Она наклоняется к столику за сигаретой, и её высокая грудь, как обычно, почти что вываливается из выреза. Прикурив сигарету от догорающего окурка, она бормочет:

— Он взяточник, а вы…

— И к нашему послу, — прерываю я её, — который тратит на личные нужды государственные деньги, а врёт, что потратил их на обеды и коктейли, вы тоже не испытываете отвращения. Вы, вероятно, даже гордитесь, что работаете под руководством такого утончённого дипломата. Не вызывают у вас отвращения и остальные воры, с которыми вы работаете, а в красавца Адамса вы даже влюблены, хотя и безнадёжно.

— Адамс не вор! — резким тоном возражает секретарша.

— Верно. Но вы спрашивали себя, почему?

— У меня нет привычки задавать глупые вопросы.

— Глупо то, что вы не задаёте себе подобных вопросов. Адамс не ворует, потому что у него в этом нет необходимости. А нет у него этой необходимости потому, что его отец достаточно наворовал, чтобы освободить своего сына от подобных хлопот.

— Адамс — сын известного и почтенного отца. Именно этого вы не можете ему простить, поскольку сами вы непонятного происхождения.

— Известные семьи тоже были неизвестными до того, как прославились своими успехами и кражами. Адамс-отец процветает в торговле за счёт того, что грабит покупателей, продавая им товары низкого качества и нанося ущерб государству тем, что скрывает прибыль и не платит налогов.

— Этого вы не можете знать, — возражает уже менее уверенно она.

— Нет, знаю. Знаю и многое другое, о чём вы тоже подозреваете, но предпочитаете закрывать на это глаза, чтобы не остаться без идеалов.

— У меня нет никаких идеалов.

— А молодой Адамс? Красивый, элегантный, культурный и Бог весть какой ещё представитель нашего высшего класса, который, к сожалению, уже принадлежит другой даме и который смотрит на вас как на пустое место?

— Вы ему завидуете… и есть основания, — отвечает она с неприятной улыбкой. — Завидуете его богатству, его красивой внешности, тому, что у него красивая жена… потому что у вас никогда всего этого не будет…

— Неужели? — поднимаю я насмешливо брови. — А что вы скажете, если я вам сообщу, что совсем недавно я имел честь переспать с красивой женой вашего дорогого Адамса?

— Скажу, что вы жалкий обманщик!

— И опять ошибётесь. К вашему сведению, я действительно спал с ней, употребляя банальное выражение, хотя для того, чтобы поспать, у нас не осталось времени… Я повалил её на траву, как служанку, в том самом месте, где потом была встреча с этим парнем, собственно, тогда я и нашёл это место и ещё кое-какие открытия сделал насчёт некоторых интимных вещей.

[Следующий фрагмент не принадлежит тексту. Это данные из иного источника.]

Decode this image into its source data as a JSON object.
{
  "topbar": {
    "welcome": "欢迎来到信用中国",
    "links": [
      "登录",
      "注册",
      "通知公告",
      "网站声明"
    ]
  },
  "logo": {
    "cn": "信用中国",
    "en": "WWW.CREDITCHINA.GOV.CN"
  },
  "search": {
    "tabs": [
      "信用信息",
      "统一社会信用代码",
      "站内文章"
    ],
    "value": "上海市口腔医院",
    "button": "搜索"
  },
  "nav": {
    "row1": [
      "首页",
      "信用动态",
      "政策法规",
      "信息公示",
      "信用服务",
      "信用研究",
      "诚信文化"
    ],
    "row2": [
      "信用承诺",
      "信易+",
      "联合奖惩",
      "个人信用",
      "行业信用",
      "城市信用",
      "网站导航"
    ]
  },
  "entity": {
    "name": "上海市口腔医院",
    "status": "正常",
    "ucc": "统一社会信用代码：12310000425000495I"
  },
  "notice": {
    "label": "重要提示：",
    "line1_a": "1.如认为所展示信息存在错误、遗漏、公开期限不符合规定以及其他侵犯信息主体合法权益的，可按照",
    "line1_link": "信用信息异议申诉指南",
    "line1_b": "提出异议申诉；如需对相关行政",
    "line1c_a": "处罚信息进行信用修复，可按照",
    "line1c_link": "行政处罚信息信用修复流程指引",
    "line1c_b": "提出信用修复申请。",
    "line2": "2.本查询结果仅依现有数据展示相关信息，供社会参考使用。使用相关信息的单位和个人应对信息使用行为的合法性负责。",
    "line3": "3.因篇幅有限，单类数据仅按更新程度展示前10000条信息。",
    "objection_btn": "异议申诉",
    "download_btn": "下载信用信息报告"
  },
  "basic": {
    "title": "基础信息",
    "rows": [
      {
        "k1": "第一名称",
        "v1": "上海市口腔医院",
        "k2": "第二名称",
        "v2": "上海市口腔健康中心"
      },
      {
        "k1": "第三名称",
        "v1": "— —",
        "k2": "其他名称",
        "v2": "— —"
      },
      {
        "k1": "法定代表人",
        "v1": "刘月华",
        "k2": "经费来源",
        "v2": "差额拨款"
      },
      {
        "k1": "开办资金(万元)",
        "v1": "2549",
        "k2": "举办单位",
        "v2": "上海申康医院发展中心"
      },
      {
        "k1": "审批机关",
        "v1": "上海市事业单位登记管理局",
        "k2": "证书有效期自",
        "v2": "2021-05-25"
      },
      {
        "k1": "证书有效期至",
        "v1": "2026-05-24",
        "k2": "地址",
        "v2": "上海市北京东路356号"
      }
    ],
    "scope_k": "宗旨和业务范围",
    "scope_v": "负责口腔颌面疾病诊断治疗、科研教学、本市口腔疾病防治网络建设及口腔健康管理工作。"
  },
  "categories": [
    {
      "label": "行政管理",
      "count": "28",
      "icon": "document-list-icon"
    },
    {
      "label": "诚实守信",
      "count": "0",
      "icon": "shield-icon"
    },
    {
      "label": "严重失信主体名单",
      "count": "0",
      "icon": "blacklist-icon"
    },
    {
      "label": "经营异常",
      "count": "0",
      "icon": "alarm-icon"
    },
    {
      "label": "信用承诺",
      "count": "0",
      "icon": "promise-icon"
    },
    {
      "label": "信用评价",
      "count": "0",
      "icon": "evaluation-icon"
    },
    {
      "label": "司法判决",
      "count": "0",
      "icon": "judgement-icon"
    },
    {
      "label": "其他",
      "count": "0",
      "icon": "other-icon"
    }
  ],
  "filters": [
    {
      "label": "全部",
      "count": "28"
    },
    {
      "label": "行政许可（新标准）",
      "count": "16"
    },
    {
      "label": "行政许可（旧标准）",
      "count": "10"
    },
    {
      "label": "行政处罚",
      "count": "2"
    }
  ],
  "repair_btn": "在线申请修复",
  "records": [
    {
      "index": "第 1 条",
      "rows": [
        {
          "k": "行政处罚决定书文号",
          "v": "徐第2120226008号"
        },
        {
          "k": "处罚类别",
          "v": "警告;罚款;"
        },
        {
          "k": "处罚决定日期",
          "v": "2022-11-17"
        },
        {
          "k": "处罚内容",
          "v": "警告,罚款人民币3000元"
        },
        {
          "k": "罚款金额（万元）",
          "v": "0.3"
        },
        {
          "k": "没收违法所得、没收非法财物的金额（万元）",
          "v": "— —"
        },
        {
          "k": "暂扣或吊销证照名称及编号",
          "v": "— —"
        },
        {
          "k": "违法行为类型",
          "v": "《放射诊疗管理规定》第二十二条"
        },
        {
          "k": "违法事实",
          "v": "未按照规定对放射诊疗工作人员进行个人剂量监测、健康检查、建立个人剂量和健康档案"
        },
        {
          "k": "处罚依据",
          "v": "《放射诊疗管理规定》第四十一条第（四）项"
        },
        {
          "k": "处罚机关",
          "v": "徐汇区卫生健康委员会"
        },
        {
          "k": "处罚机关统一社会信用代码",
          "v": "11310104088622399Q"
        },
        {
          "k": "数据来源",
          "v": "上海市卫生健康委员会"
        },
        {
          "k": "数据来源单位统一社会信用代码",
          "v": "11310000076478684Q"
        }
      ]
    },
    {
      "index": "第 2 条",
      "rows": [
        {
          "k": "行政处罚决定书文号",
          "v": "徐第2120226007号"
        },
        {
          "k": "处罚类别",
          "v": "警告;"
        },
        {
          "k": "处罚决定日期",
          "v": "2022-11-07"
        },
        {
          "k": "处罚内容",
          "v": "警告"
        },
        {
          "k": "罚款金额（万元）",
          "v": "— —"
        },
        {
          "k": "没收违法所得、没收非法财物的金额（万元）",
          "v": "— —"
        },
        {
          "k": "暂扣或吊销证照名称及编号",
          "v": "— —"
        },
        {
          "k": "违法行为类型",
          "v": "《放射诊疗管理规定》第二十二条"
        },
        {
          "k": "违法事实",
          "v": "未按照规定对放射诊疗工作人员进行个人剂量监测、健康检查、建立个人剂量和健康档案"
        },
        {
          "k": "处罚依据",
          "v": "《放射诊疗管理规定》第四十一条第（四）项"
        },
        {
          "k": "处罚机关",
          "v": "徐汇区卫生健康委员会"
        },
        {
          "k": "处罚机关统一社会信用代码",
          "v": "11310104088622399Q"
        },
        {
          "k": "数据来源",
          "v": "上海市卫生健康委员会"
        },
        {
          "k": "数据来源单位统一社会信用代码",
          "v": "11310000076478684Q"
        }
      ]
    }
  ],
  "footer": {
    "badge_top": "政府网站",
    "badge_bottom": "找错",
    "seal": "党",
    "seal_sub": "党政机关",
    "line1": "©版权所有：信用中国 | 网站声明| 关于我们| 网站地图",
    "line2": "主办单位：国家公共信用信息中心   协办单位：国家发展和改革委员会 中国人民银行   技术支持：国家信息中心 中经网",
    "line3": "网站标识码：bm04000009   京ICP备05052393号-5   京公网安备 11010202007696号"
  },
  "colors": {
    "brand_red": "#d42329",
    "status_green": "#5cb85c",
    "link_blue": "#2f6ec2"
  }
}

— Вы и впрямь вызываете у меня всё большее отвращение, — устало произносит Мэри.

Потом на её лице снова появляется вызывающее выражение:

— Ну и что с того, если вы и валялись там с этой мерзавкой? Вы думаете, что таким образом поиздевались над Адамсом? Или возвысились до его уровня? Но вы никогда не подниметесь до него по той простой причине, что вы — воплощение серости и посредственности…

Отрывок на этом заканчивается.